Pastiche oferece aos criadores uma maneira de oferecer ambos, usando fórmulas antigas para contar novas histórias. No ano passado, a WandaVision testou a viabilidade dessa proposta, construindo uma série de pastiches individuais – de comédias ao longo das décadas , uma década por episódio – para enquadrar um drama sobre luto, magia e super-heróis. A narrativa e o estilo são um puro mashup, amarrados apenas frouxamente por um artifício de fantasia. No entanto, a série conseguiu criar uma narrativa completamente nova (bem, relativamente nova), enquanto ainda satisfazia a afinidade dos espectadores pelo familiar.

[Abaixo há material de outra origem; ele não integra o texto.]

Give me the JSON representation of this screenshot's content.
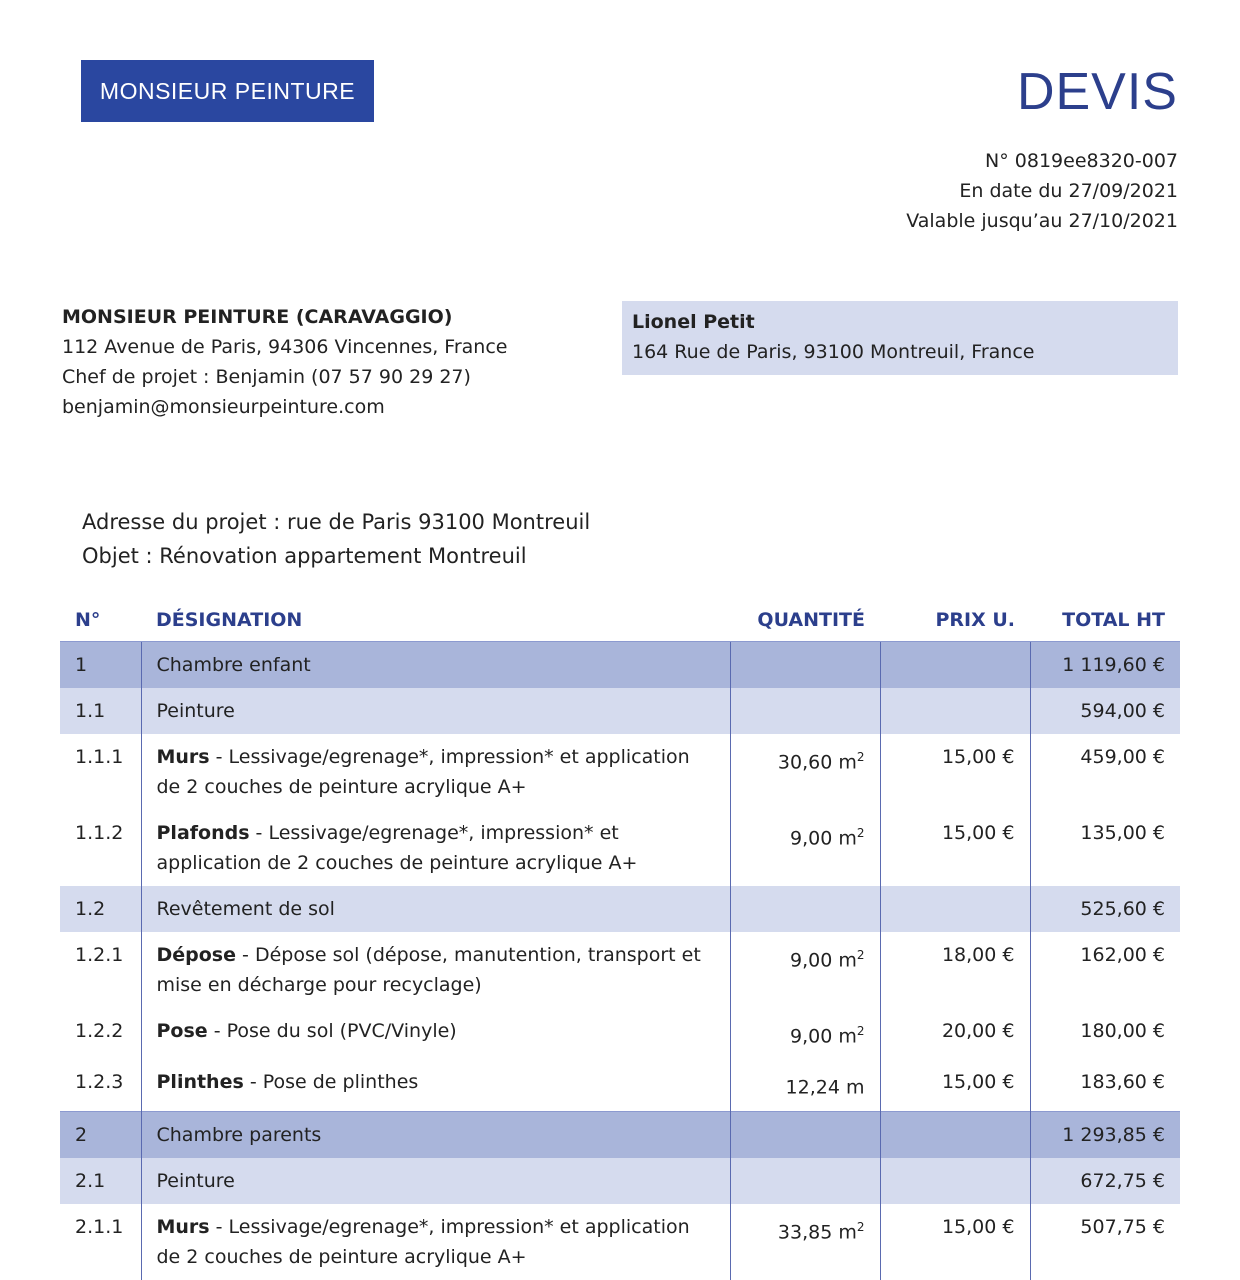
{
  "logo": {
    "text": "MONSIEUR PEINTURE"
  },
  "doc": {
    "title": "DEVIS",
    "number": "N° 0819ee8320-007",
    "date": "En date du 27/09/2021",
    "valid": "Valable jusqu’au 27/10/2021"
  },
  "company": {
    "name": "MONSIEUR PEINTURE (CARAVAGGIO)",
    "address": "112 Avenue de Paris, 94306 Vincennes, France",
    "contact": "Chef de projet : Benjamin (07 57 90 29 27)",
    "email": "benjamin@monsieurpeinture.com"
  },
  "client": {
    "name": "Lionel Petit",
    "address": "164 Rue de Paris, 93100 Montreuil, France"
  },
  "project": {
    "address": "Adresse du projet : rue de Paris 93100 Montreuil",
    "object": "Objet : Rénovation appartement Montreuil"
  },
  "table": {
    "headers": [
      "N°",
      "DÉSIGNATION",
      "QUANTITÉ",
      "PRIX U.",
      "TOTAL HT"
    ],
    "rows": [
      {
        "type": "g",
        "n": "1",
        "title": "Chambre enfant",
        "desc": "",
        "qty": "",
        "unit": "",
        "price": "",
        "total": "1 119,60 €"
      },
      {
        "type": "s",
        "n": "1.1",
        "title": "Peinture",
        "desc": "",
        "qty": "",
        "unit": "",
        "price": "",
        "total": "594,00 €"
      },
      {
        "type": "i",
        "n": "1.1.1",
        "title": "Murs",
        "desc": " - Lessivage/egrenage*, impression* et application de 2 couches de peinture acrylique A+",
        "qty": "30,60 m",
        "unit": "2",
        "price": "15,00 €",
        "total": "459,00 €"
      },
      {
        "type": "i",
        "n": "1.1.2",
        "title": "Plafonds",
        "desc": " - Lessivage/egrenage*, impression* et application de 2 couches de peinture acrylique A+",
        "qty": "9,00 m",
        "unit": "2",
        "price": "15,00 €",
        "total": "135,00 €"
      },
      {
        "type": "s",
        "n": "1.2",
        "title": "Revêtement de sol",
        "desc": "",
        "qty": "",
        "unit": "",
        "price": "",
        "total": "525,60 €"
      },
      {
        "type": "i",
        "n": "1.2.1",
        "title": "Dépose",
        "desc": " - Dépose sol (dépose, manutention, transport et mise en décharge pour recyclage)",
        "qty": "9,00 m",
        "unit": "2",
        "price": "18,00 €",
        "total": "162,00 €"
      },
      {
        "type": "i",
        "n": "1.2.2",
        "title": "Pose",
        "desc": " - Pose du sol (PVC/Vinyle)",
        "qty": "9,00 m",
        "unit": "2",
        "price": "20,00 €",
        "total": "180,00 €"
      },
      {
        "type": "i",
        "n": "1.2.3",
        "title": "Plinthes",
        "desc": " - Pose de plinthes",
        "qty": "12,24 m",
        "unit": "",
        "price": "15,00 €",
        "total": "183,60 €"
      },
      {
        "type": "g",
        "n": "2",
        "title": "Chambre parents",
        "desc": "",
        "qty": "",
        "unit": "",
        "price": "",
        "total": "1 293,85 €"
      },
      {
        "type": "s",
        "n": "2.1",
        "title": "Peinture",
        "desc": "",
        "qty": "",
        "unit": "",
        "price": "",
        "total": "672,75 €"
      },
      {
        "type": "i",
        "n": "2.1.1",
        "title": "Murs",
        "desc": " - Lessivage/egrenage*, impression* et application de 2 couches de peinture acrylique A+",
        "qty": "33,85 m",
        "unit": "2",
        "price": "15,00 €",
        "total": "507,75 €"
      }
    ]
  },
  "colors": {
    "brand": "#2a47a0",
    "header": "#2c3f8c",
    "group_row": "#a9b5da",
    "subgroup_row": "#d5dbee"
  }
}
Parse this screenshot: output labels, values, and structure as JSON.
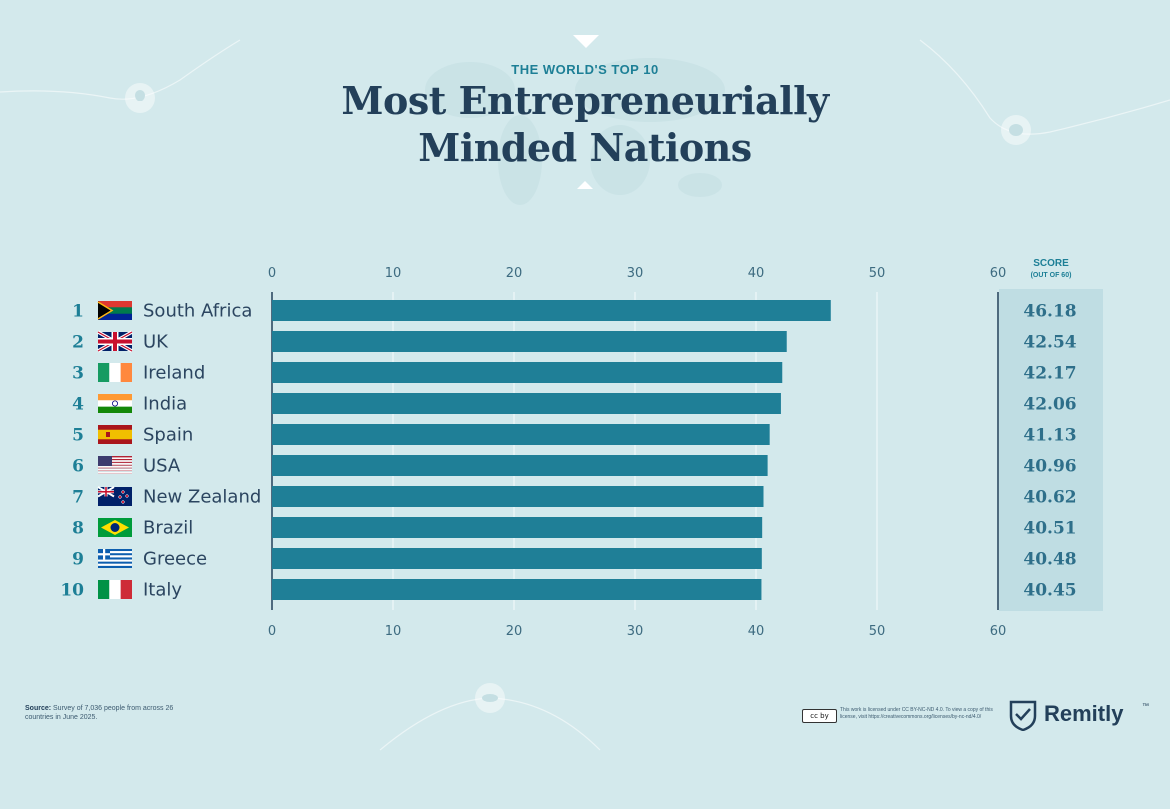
{
  "header": {
    "subtitle": "THE WORLD'S TOP 10",
    "title_line1": "Most Entrepreneurially",
    "title_line2": "Minded Nations"
  },
  "colors": {
    "background": "#d3e9ec",
    "bar": "#1f7f97",
    "title": "#23405a",
    "accent": "#1d7f96",
    "score_panel": "#bfdde3"
  },
  "chart_data": {
    "type": "bar",
    "orientation": "horizontal",
    "title": "Most Entrepreneurially Minded Nations",
    "xlim": [
      0,
      60
    ],
    "xticks": [
      0,
      10,
      20,
      30,
      40,
      50,
      60
    ],
    "grid": true,
    "ranks": [
      1,
      2,
      3,
      4,
      5,
      6,
      7,
      8,
      9,
      10
    ],
    "categories": [
      "South Africa",
      "UK",
      "Ireland",
      "India",
      "Spain",
      "USA",
      "New Zealand",
      "Brazil",
      "Greece",
      "Italy"
    ],
    "values": [
      46.18,
      42.54,
      42.17,
      42.06,
      41.13,
      40.96,
      40.62,
      40.51,
      40.48,
      40.45
    ],
    "score_labels": [
      "46.18",
      "42.54",
      "42.17",
      "42.06",
      "41.13",
      "40.96",
      "40.62",
      "40.51",
      "40.48",
      "40.45"
    ],
    "flags": [
      "south-africa-flag",
      "uk-flag",
      "ireland-flag",
      "india-flag",
      "spain-flag",
      "usa-flag",
      "new-zealand-flag",
      "brazil-flag",
      "greece-flag",
      "italy-flag"
    ],
    "score_header": "SCORE",
    "score_subheader": "(OUT OF 60)"
  },
  "footer": {
    "source_label": "Source:",
    "source_text": "Survey of 7,036 people from across 26 countries in June 2025.",
    "license_badge": "cc by",
    "license_text": "This work is licensed under CC BY-NC-ND 4.0. To view a copy of this license, visit https://creativecommons.org/licenses/by-nc-nd/4.0/",
    "brand": "Remitly",
    "brand_tm": "™"
  }
}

Ao conciliar esses desejos aparentemente contraditórios, a WandaVision conseguiu atrair um público mais amplo.
O sucesso, então, da WandaVision afirma um caminho potencial para os produtores tradicionais criarem conteúdo para audiências cada vez mais divididas. À medida que mais e mais filmes ‘clássicos’ migram para serviços de streaming – e mais e mais comentaristas mergulham na história de Hollywood – mais espectadores se preparam para apreciar os gêneros e autores do passado. Como o pastiche é bastante flexível em suas opções de imitação, ele não limita os criadores que desejam contar histórias originais.
É claro que o pastiche pode necessariamente impor restrições estilísticas, pois é a imitação de um estilo existente – mas o estranho paradoxo do pastiche é que ele sempre foi popular entre os autores. Pulp Fiction de Quentin Tarantino se apóia fortemente no pastiche, assim como muitos dos filmes de Wes Anderson (notadamente, Moonrise Kingdom ; recentemente, The French Dispatch ). Dada a popularidade de longa data do formulário entre os criadores e sua recente ratificação pelo público, o pastiche pode estar prestes a se tornar uma tendência completa. Apenas os críticos ficarão desapontados.